Well, that had used up two minutes. Regretfully pushing aside the idea of dashing down to the hotel's coffee shop for a quick snack, Hank resolutely sought other means of passing the time. He considered and rejected the television as too mundane. Pacing towards the window, he noted a manuscript on the desk open to the middle. Cassie's name was on the top of the page in the upper right corner, and he couldn't resist a peek.
'"Okay, I see it," whispered Brigitte, her voice taut with excitement and panic. "Give me the fish!" Then an iron shriek pierced the dark silence of the ancient churchyard. "Oh, no, they must have followed us! Run!"He turned away, nonplused. Apparently he would want to begin at the beginning, should he ever decide to read that particular tale. Catching sight of himself in the mirror, he examined his own appearance. His favorite white turtleneck was still presentable, marred only by a few stray blue hairs. A damp washcloth would fix that easily enough. He slicked back his hair with one hand, suddenly feeling unaccountably nervous. The day had gone so well in a spontaneous mode--the more traditional venue of dining and dancing suddenly seemed like a large step.
He heard the bathroom door open, and he turned to see Cassie stepping hesitantly out. For an instant, he could not help but gape, and she bit her lower lip, looking like she would dash for her slacks and blouse the next instant. But then he grinned, openly admiring the magic she had achieved, and he could see her relax as she smiled in return.
Her hair was twisted up in a casually elegant knot, and he could tell she had done something in the makeup line, although he didn't know quite what. But it was the dress that was staggeringly perfect for her--a little black dress, bare at the shoulders, and cut in a style that suggested a clownish satire of glamour. The old-fashioned word 'madcap' crossed his mind. She indeed looked like the heroine of a romantic comedy who could easily find herself unexpectedly juggling fish in a midnight graveyard.
"It's not too silly, is it?" Cassie asked nervously. "I got it from a shop where they...all read my books. They insisted it's a suit for my alter ego." Her faintly awkward bearing strove to assure him she knew she didn't really belong in such an elegantly comic gem of a dress.
"It's...wonderful! Words fail me, and that does not happen often, I assure you!"
Cassie blushed again, but now her eyes were sparkling. After his own quick brush up, they departed for the parking garage, Cassie nearly chattering as they went. Perhaps she was also a bit alarmed at the precipitousness of their growing interaction. But he played along with her bright dialogue games, content for the moment to have the role of hero to her heroine in whatever story they were acting out. He knew it was an unbroken rule for such tales to end happily, which was hope enough for him, for now.

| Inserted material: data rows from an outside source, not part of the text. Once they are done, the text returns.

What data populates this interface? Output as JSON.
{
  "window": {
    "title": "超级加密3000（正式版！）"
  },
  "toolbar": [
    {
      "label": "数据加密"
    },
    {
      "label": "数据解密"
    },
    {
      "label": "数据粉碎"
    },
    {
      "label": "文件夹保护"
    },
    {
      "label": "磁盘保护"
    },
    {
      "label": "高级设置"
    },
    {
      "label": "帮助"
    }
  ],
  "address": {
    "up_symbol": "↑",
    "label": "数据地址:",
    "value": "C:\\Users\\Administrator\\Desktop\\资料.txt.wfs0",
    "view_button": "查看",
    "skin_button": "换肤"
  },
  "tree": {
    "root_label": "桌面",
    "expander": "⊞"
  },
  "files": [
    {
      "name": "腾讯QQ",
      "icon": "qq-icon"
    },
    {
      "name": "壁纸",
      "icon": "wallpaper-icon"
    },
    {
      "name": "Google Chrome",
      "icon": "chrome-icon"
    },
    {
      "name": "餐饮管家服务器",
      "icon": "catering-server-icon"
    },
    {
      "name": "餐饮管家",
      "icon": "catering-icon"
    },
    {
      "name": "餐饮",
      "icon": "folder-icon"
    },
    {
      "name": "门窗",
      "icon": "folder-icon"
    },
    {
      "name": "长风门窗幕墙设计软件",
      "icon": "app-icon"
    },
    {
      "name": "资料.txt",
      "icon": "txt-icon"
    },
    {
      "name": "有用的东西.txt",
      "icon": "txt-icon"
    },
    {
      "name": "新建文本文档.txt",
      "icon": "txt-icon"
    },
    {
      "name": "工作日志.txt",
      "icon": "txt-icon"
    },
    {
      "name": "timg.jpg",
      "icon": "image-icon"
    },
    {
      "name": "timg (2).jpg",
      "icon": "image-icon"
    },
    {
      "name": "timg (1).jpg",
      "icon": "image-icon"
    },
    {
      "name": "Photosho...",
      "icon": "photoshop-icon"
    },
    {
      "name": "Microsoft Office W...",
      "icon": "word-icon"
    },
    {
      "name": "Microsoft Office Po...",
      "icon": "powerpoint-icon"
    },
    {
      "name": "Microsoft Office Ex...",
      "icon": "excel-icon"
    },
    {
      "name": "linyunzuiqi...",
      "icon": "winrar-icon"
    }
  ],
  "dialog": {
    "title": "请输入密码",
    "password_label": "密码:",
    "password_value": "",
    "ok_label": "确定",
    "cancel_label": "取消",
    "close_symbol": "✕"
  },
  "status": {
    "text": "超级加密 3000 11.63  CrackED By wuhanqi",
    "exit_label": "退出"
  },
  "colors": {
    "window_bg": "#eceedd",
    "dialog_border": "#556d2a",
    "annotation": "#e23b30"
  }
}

"Laissez les bon temps roulez!" Gambit
(1) The Cantrell name and dubious relations.
This was a major memory screw-up. I can't remember for sure, but I think I'd already come up with the bit that has Hank impressing Cassie by recognizing a historical link to her surname. Unfortunately, the writer is not as smart as the character. I got it almost right, but the name I was groping for was Quantrill. Quantrill's Raiders were a band of guerilla fighters, semi-attached to the Southern side of the Civil War, who apparently did a lot of free lance raiding while they were at it. So I have kind of an out for this goof--no doubt some of the people related to Quantrill would have been happy to alter the spelling of their name and distance themselves from his bad reputation! I did note while researching that some accounts spell his name Quantrell, so I will count that as a partial vote for my theory!
(2) Yes, this was something my friends and I actually did. Yes, it was my idea. :)
As you can see, I used to end each post with a quote. It got really hard, so I stopped doing that.